Lucretia laughs and immediately regrets it. “Oh, don’t make me laugh, Mar.” 

Maureen squeezes her hand softly. “Almost there,” Maureen promises. She lets go of Lucretia’s hand to press it to the disguised panel in the wall, opening up their private quarters. “Here we go, sit, I’ll grab you something comfy.” 

“My robes are comfortable,” Lucretia complains, squinting as she shuffles her way over to the bed. It’s freshly made—certainly not how she’d expected to find it, since she’d left before Maureen had even woken—there are new sheets and a fresh down comforter tucked neatly at the corners, too neatly for Lucretia bothering to turn down. She sits on the bed and puts her head in her hands. 
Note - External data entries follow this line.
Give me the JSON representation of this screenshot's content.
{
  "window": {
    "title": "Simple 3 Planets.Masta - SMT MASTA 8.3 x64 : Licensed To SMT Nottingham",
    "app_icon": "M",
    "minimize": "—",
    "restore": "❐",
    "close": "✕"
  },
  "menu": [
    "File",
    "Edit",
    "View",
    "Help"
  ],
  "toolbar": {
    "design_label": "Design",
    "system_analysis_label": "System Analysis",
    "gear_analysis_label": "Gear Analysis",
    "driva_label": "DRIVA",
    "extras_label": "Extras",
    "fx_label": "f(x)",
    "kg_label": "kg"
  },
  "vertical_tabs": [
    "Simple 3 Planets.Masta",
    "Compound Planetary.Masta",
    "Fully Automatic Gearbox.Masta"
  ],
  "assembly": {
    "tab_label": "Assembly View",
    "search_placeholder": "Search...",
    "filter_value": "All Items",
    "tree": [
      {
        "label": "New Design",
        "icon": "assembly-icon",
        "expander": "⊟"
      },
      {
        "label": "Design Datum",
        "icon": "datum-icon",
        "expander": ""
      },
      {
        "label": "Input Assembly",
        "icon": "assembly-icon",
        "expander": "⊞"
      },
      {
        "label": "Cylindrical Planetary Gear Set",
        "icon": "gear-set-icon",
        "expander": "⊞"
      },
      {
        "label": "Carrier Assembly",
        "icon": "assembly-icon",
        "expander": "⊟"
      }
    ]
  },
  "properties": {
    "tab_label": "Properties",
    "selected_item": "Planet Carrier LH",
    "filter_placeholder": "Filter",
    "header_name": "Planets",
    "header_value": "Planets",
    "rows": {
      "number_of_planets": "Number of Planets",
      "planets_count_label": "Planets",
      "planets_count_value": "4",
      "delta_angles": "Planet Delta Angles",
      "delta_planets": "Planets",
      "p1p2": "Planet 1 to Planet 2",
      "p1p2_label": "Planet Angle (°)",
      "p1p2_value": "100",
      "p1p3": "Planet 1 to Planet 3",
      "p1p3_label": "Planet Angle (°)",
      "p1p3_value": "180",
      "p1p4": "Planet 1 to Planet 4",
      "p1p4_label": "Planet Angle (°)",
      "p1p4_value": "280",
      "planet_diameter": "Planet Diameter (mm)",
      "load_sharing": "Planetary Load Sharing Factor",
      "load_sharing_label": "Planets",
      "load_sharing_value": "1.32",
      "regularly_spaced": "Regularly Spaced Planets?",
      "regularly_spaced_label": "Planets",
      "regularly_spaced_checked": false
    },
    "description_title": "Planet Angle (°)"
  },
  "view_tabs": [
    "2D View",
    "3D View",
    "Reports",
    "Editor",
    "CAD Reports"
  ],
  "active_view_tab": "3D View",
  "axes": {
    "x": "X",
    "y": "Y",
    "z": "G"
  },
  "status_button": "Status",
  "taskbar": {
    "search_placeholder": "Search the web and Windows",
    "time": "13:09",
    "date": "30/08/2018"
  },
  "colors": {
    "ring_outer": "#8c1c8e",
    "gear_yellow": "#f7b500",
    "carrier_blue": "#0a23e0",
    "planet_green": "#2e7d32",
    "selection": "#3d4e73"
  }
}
“Pajamas are comfier,” Maureen replies, riffling around in the closet. “Here, I’ll let you borrow one of my nightshirts, this one is clean enough.” 

She strides over and starts undoing the catch at the hollow of Lucretia’s throat. Maureen deftly undoes each frog and fastening, slowly pushing the fabric off of Lucretia’s shoulders and down her torso with a gentleness that feels reverent. 

Maureen kneels and lets Lucretia brace against her shoulders as she stands to let her robes and slip fall from where they’re bunched at her hip. Maureen remains kneeling when Lucretia sits back down, breath uneven as she presses her hands to the mattress. 

Lucretia digs her fingers into the comforter, trying to keep herself upright as the room spins. She feels Maureen’s breath on her knees, her hands steady down her calves. Maureen gently turns down her socks, then wiggles her shoes off slowly. 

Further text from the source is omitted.